Thus begins the technical part of MobileFrontend's webpack adventure. We need to setup the foundations of the next few quarters of work... exciting!
= Precursors
[] T197639 has been completed.
[] Tech lead (or substitute) has reviewed and amended this card to reflect output.
[] Existing code coverage is documented on mediawiki.org project page
= Plan
Based on the initial exploratory work (https://gerrit.wikimedia.org/r/406782) and hopefully confirmed by T197639, we will begin by porting the ModuleLoader and its test to webpack.
= Acceptance criteria
[] Does MobileFrontend have a working version of webpack?
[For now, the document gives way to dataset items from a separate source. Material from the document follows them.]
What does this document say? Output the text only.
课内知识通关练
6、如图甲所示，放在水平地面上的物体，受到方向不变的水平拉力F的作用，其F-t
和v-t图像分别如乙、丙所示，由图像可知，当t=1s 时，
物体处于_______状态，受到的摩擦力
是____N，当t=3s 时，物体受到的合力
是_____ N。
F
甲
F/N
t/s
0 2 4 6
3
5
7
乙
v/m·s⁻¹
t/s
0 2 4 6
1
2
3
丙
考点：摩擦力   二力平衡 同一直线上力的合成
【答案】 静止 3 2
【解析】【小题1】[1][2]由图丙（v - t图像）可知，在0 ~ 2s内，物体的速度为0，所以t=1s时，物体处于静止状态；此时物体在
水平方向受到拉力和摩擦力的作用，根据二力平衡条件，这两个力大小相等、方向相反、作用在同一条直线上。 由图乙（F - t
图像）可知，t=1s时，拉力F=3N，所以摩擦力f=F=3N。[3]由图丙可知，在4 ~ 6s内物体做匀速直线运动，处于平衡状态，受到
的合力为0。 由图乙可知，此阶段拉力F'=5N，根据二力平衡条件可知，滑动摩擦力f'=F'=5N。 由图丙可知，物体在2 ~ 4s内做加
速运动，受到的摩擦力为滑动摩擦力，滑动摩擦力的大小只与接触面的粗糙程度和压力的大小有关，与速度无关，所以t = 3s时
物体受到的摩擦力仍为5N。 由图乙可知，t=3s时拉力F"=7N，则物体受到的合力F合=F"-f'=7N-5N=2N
[] Does the resulting code get bundled into the mobile.startup module?
[] Is the ModuleLoader working in headless node-qunit?
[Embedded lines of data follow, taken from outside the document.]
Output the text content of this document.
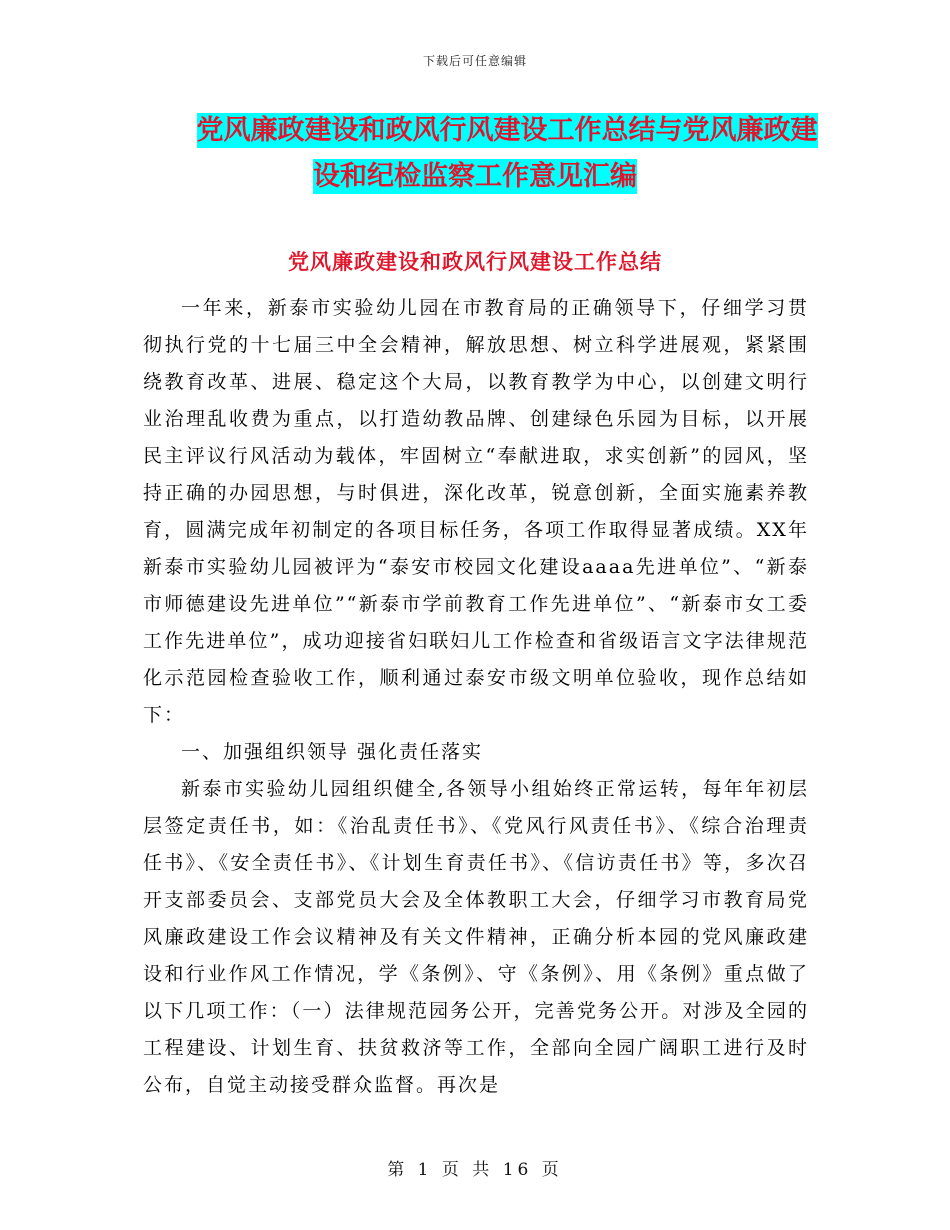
下载后可任意编辑
党风廉政建设和政风行风建设工作总结与党风廉政建
设和纪检监察工作意见汇编
党风廉政建设和政风行风建设工作总结

一年来，新泰市实验幼儿园在市教育局的正确领导下，仔细学习贯彻执行党的十七届三中全会精神，解放思想、树立科学进展观，紧紧围绕教育改革、进展、稳定这个大局，以教育教学为中心，以创建文明行业治理乱收费为重点，以打造幼教品牌、创建绿色乐园为目标，以开展民主评议行风活动为载体，牢固树立“奉献进取，求实创新”的园风，坚持正确的办园思想，与时俱进，深化改革，锐意创新，全面实施素养教育，圆满完成年初制定的各项目标任务，各项工作取得显著成绩。XX年新泰市实验幼儿园被评为“泰安市校园文化建设aaaa先进单位”、“新泰市师德建设先进单位”“新泰市学前教育工作先进单位”、“新泰市女工委工作先进单位”，成功迎接省妇联妇儿工作检查和省级语言文字法律规范化示范园检查验收工作，顺利通过泰安市级文明单位验收，现作总结如下：

一、加强组织领导 强化责任落实

新泰市实验幼儿园组织健全,各领导小组始终正常运转，每年年初层层签定责任书，如：《治乱责任书》、《党风行风责任书》、《综合治理责任书》、《安全责任书》、《计划生育责任书》、《信访责任书》等，多次召开支部委员会、支部党员大会及全体教职工大会，仔细学习市教育局党风廉政建设工作会议精神及有关文件精神，正确分析本园的党风廉政建设和行业作风工作情况，学《条例》、守《条例》、用《条例》重点做了以下几项工作：（一）法律规范园务公开，完善党务公开。对涉及全园的工程建设、计划生育、扶贫救济等工作，全部向全园广阔职工进行及时公布，自觉主动接受群众监督。再次是

第 1 页 共 16 页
[] Is MobileFrontend working just as it did before?
[] Is one copy of oo-js being loaded (the one inside core?)
= Developer notes
Although longterm we may not need the ModuleLoader which provides M.define and M.require functionality, we will need to keep it around during the port given many things depend on it. There's a great irony in porting a ModuleLoader to a system where one of the benefits allows module loading. Enjoy.
Note, the POC loaded oojs from npm. Don't do that as we'll be shipping 2 copies of OOjs.
Note, the POC uses webpack 3. Webpack 4 makes more sense now. Let's start of as shiny as possible.